Edna Foa is known for developing emotional processing. Emotional processing is where an individual engages emotionally with trauma. Emotional processing involves ­articulation and organization of the chaotic experience. Once an individual emotionally processes the trauma, he or she has a cognitive shift where they no longer see the world as a bad place.

Emergency Help for Trauma Victims

Immediate support to trauma victims is a common goal of all early interventions.

There is no evidence that CISD prevents future PTSD, and it’s possibly harmful.

Three principles for combat soldiers that can be applied to civilian disasters: (1) Immediate treatment (2) in the proximity of the battlefield with the (3) expectation to return to the front lines upon recovery.

Cognitive behavioral therapy is often used for PTSD. The most effective treatment for PTSD is re-exposure to trauma.

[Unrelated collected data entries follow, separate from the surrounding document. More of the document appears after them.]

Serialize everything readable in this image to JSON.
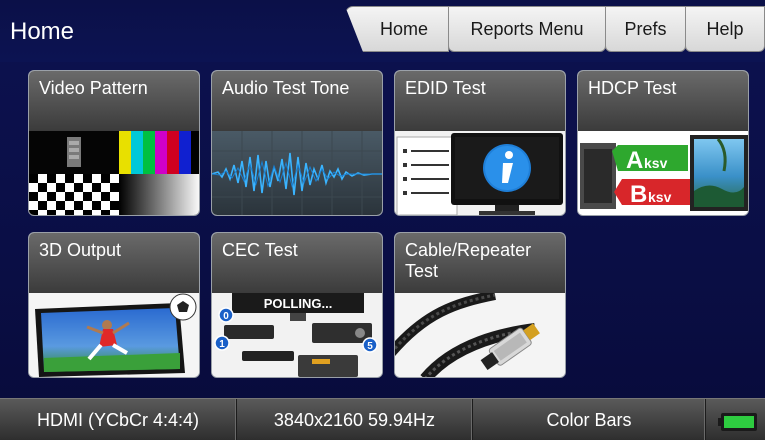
{
  "header": {
    "title": "Home"
  },
  "tabs": [
    {
      "label": "Home"
    },
    {
      "label": "Reports Menu"
    },
    {
      "label": "Prefs"
    },
    {
      "label": "Help"
    }
  ],
  "tiles": [
    {
      "label": "Video Pattern",
      "icon": "video-pattern-icon"
    },
    {
      "label": "Audio Test Tone",
      "icon": "audio-waveform-icon"
    },
    {
      "label": "EDID Test",
      "icon": "edid-info-icon"
    },
    {
      "label": "HDCP Test",
      "icon": "hdcp-keys-icon",
      "key_a": "A",
      "key_a_sub": "ksv",
      "key_b": "B",
      "key_b_sub": "ksv"
    },
    {
      "label": "3D Output",
      "icon": "3d-output-icon"
    },
    {
      "label": "CEC Test",
      "icon": "cec-polling-icon",
      "polling": "POLLING...",
      "node_a": "0",
      "node_b": "1",
      "node_c": "5"
    },
    {
      "label": "Cable/Repeater Test",
      "icon": "hdmi-cable-icon"
    }
  ],
  "status": {
    "interface": "HDMI (YCbCr 4:4:4)",
    "resolution": "3840x2160 59.94Hz",
    "pattern": "Color Bars",
    "battery_color": "#2ecc40"
  }
}
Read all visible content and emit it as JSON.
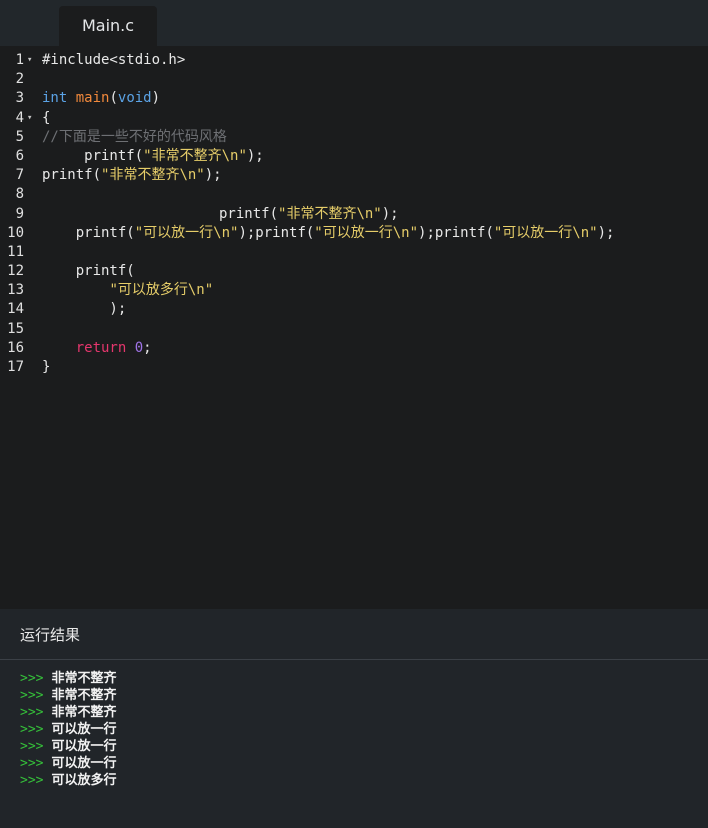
{
  "tab": {
    "filename": "Main.c"
  },
  "colors": {
    "keyword": "#5ba3e6",
    "function": "#f2893c",
    "string": "#e6cd69",
    "comment": "#6e7074",
    "return_keyword": "#e5366d",
    "number": "#a074e8",
    "prompt": "#35c03a",
    "editor_background": "#1b1c1d",
    "panel_background": "#212529"
  },
  "editor": {
    "lines": [
      {
        "number": "1",
        "fold": true,
        "tokens": [
          {
            "type": "plain",
            "text": "#include<stdio.h>"
          }
        ]
      },
      {
        "number": "2",
        "tokens": []
      },
      {
        "number": "3",
        "tokens": [
          {
            "type": "keyword",
            "text": "int"
          },
          {
            "type": "plain",
            "text": " "
          },
          {
            "type": "func",
            "text": "main"
          },
          {
            "type": "plain",
            "text": "("
          },
          {
            "type": "keyword",
            "text": "void"
          },
          {
            "type": "plain",
            "text": ")"
          }
        ]
      },
      {
        "number": "4",
        "fold": true,
        "tokens": [
          {
            "type": "plain",
            "text": "{"
          }
        ]
      },
      {
        "number": "5",
        "tokens": [
          {
            "type": "comment",
            "text": "//下面是一些不好的代码风格"
          }
        ]
      },
      {
        "number": "6",
        "tokens": [
          {
            "type": "plain",
            "text": "     printf("
          },
          {
            "type": "string",
            "text": "\"非常不整齐\\n\""
          },
          {
            "type": "plain",
            "text": ");"
          }
        ]
      },
      {
        "number": "7",
        "tokens": [
          {
            "type": "plain",
            "text": "printf("
          },
          {
            "type": "string",
            "text": "\"非常不整齐\\n\""
          },
          {
            "type": "plain",
            "text": ");"
          }
        ]
      },
      {
        "number": "8",
        "tokens": []
      },
      {
        "number": "9",
        "tokens": [
          {
            "type": "plain",
            "text": "                     printf("
          },
          {
            "type": "string",
            "text": "\"非常不整齐\\n\""
          },
          {
            "type": "plain",
            "text": ");"
          }
        ]
      },
      {
        "number": "10",
        "tokens": [
          {
            "type": "plain",
            "text": "    printf("
          },
          {
            "type": "string",
            "text": "\"可以放一行\\n\""
          },
          {
            "type": "plain",
            "text": ");printf("
          },
          {
            "type": "string",
            "text": "\"可以放一行\\n\""
          },
          {
            "type": "plain",
            "text": ");printf("
          },
          {
            "type": "string",
            "text": "\"可以放一行\\n\""
          },
          {
            "type": "plain",
            "text": ");"
          }
        ]
      },
      {
        "number": "11",
        "tokens": []
      },
      {
        "number": "12",
        "tokens": [
          {
            "type": "plain",
            "text": "    printf("
          }
        ]
      },
      {
        "number": "13",
        "tokens": [
          {
            "type": "plain",
            "text": "        "
          },
          {
            "type": "string",
            "text": "\"可以放多行\\n\""
          }
        ]
      },
      {
        "number": "14",
        "tokens": [
          {
            "type": "plain",
            "text": "        );"
          }
        ]
      },
      {
        "number": "15",
        "tokens": []
      },
      {
        "number": "16",
        "tokens": [
          {
            "type": "plain",
            "text": "    "
          },
          {
            "type": "return",
            "text": "return"
          },
          {
            "type": "plain",
            "text": " "
          },
          {
            "type": "number",
            "text": "0"
          },
          {
            "type": "plain",
            "text": ";"
          }
        ]
      },
      {
        "number": "17",
        "tokens": [
          {
            "type": "plain",
            "text": "}"
          }
        ]
      }
    ]
  },
  "result": {
    "title": "运行结果",
    "prompt": ">>>",
    "lines": [
      "非常不整齐",
      "非常不整齐",
      "非常不整齐",
      "可以放一行",
      "可以放一行",
      "可以放一行",
      "可以放多行"
    ]
  }
}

CBT helps the client through prolonged exposure to trauma. This is obviously done by the client going back in his or her mind and experiencing the trauma over again in his or her head. This is often referred to as imagery rehearsal therapy. The goal with this technique is cognitive restructuring.

Francine Sharpiro developed a technique called Eye Movement Desensitization and Reprocessing that includes rapid back-and-forth eye movements. Prolonged exposure appears to be the “active ingredient”.

Antidepressants and therapeutic re-exposure are first-line therapies for PTSD. Effectiveness of SSRIs is likely at least partially due to the high comorbidity between PTSD and depression. Traditional antianxiety medications are not effective in treating PTSD.